In Colbert, the Supreme Court applied this law to a case where a father was called to the scene of his daughter’s drowning. The father went to a neighborhood lake after his daughter’s boyfriend called the father around 3 a.m. to tell him police and fire fighters were searching for his daughter who had disappeared after swimming behind a friend’s boat. The father observed the search efforts for about 3 hours and watched as his daughter’s body was brought to the surface and taken away by ambulance.

The Court reasoned that when the father arrived, the accident had already occurred and he did not see his daughter’s suffering or her condition while she was drowning. In other words, there had been a material change in her condition or location by the time he got to the scene so, as a matter of law, he did not arrive “shortly after” the accident. Additionally, he did not arrive “unwittingly” because he was alerted to the accident by his daughter’s boyfriend before he arrived at the scene. Consequently, the Supreme Court affirmed the trial court and the Court of Appeals’ rulings dismissing the father’s NIED claim. Given the rulings on these issues, the Court did not address whether the father had presented sufficient objective evidence of emotional distress.

Three justices dissented from the majority’s ruling. See http://www.courts.wa.gov/opinions/pdf/788332.no1.pdf. The dissent argued that actual sensory experience of a loved one’s suffering should not be required to prove an NIED claim. According to the dissenting justices, the distress of watching the unsuccessful rescue efforts should have been sufficient to meet the “shortly thereafter” requirement. The dissent also disagreed with adding the “unwitting arrival” requirement, arguing that it’s an unnecessary and arbitrary hurdle to impose on NIED plaintiffs.

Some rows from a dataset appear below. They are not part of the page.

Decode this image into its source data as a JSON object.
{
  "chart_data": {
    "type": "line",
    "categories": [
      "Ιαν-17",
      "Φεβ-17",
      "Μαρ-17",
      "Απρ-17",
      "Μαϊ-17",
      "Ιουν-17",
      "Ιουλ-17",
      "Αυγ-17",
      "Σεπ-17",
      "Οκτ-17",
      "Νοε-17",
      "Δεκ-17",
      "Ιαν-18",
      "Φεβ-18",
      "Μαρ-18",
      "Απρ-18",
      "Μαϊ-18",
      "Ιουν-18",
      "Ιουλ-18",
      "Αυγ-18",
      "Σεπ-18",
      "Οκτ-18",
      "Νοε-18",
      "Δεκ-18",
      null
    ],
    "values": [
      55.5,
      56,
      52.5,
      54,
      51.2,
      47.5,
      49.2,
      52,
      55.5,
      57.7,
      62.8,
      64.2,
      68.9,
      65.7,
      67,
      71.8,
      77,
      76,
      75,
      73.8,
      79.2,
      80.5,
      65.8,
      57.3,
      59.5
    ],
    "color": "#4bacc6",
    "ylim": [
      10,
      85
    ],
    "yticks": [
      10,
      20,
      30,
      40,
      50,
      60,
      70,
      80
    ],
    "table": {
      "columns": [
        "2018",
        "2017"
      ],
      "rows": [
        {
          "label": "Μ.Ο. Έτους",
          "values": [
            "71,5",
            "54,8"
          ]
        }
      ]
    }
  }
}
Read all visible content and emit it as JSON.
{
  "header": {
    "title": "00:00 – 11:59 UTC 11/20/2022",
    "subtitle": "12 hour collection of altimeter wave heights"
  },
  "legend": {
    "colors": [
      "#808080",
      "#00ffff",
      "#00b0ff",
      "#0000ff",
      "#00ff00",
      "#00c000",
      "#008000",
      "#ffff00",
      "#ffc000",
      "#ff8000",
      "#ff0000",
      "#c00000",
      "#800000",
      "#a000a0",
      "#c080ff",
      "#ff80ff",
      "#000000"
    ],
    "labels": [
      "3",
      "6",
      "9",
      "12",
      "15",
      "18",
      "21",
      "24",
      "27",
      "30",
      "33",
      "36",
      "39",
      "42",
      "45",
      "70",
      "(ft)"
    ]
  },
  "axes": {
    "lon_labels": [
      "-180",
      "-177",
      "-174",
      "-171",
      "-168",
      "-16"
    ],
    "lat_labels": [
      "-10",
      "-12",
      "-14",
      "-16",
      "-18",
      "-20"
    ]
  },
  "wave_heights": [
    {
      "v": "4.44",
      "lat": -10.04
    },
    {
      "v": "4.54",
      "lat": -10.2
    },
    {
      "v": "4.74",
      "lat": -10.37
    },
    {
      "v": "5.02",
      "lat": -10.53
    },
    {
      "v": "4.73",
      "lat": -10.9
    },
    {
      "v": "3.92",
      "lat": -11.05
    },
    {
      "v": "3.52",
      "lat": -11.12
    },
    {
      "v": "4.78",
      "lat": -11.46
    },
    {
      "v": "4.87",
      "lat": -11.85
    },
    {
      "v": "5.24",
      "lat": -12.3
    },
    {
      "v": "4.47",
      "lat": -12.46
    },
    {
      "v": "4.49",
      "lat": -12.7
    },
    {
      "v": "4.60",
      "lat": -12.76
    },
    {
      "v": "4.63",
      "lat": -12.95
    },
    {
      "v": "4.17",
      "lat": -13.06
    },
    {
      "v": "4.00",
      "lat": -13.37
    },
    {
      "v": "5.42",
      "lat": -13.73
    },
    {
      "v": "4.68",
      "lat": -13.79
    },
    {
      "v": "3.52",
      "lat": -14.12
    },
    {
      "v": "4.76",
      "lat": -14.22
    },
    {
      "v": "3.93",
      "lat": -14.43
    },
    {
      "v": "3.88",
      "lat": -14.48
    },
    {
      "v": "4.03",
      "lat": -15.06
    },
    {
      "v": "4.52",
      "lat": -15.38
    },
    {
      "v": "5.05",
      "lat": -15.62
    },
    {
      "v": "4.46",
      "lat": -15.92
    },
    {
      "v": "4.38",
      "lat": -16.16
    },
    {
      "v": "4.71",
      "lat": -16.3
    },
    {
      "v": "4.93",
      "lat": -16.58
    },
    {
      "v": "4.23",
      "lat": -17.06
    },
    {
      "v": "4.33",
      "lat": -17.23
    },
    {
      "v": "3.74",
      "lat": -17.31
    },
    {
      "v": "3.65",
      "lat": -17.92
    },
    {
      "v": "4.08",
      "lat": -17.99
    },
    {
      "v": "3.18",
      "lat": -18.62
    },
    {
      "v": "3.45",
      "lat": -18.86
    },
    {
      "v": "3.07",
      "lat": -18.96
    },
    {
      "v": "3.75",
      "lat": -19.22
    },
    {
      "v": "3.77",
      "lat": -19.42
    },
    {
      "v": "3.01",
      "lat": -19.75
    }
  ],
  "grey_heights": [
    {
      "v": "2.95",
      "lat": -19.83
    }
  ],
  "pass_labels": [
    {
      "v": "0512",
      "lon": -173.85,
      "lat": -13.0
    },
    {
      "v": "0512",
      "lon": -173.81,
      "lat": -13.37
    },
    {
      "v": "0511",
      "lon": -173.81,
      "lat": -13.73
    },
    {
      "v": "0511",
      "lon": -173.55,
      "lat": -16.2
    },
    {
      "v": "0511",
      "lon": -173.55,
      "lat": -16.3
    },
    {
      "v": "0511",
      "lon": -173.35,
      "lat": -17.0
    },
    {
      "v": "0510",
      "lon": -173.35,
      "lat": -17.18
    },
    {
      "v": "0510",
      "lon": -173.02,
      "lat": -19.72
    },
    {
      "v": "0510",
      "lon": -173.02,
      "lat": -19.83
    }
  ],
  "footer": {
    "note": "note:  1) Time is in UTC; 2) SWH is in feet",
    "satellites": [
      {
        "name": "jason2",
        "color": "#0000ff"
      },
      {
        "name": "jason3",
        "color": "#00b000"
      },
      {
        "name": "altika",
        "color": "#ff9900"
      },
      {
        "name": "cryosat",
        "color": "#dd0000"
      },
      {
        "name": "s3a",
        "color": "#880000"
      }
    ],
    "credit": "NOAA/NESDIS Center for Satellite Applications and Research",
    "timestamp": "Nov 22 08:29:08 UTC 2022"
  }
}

The majority’s ruling shows the Supreme Court remains committed to narrowing the circumstances under which a defendant may be found liable to bystanders for NIED. This is a retrenchment from the broad parameters the court originally placed on the tort when it was judicially created in Washington in 1976. See Hunsley v. Giard, 87 Wn.2d 424, 553 P.2d 1096 (1976). Under Hunsley, defendants were subject to potentially unlimited liability to virtually anyone who became upset upon hearing of the injury or death of a loved one. That broad liability created by the Hunsley court was narrowed in Gain v. Carroll Mill Co., 114 Wn.2d 254, 787 P.2d 553 (1990), and later narrowed further in Hegel v. McMahon, 136 Wn.2d 122, 960 P.2d 424 (1998). The Colbert decision continues the trend of restricting this judicially-created bystander liability to a very limited class of potential plaintiffs, effectively overruling Hunsley.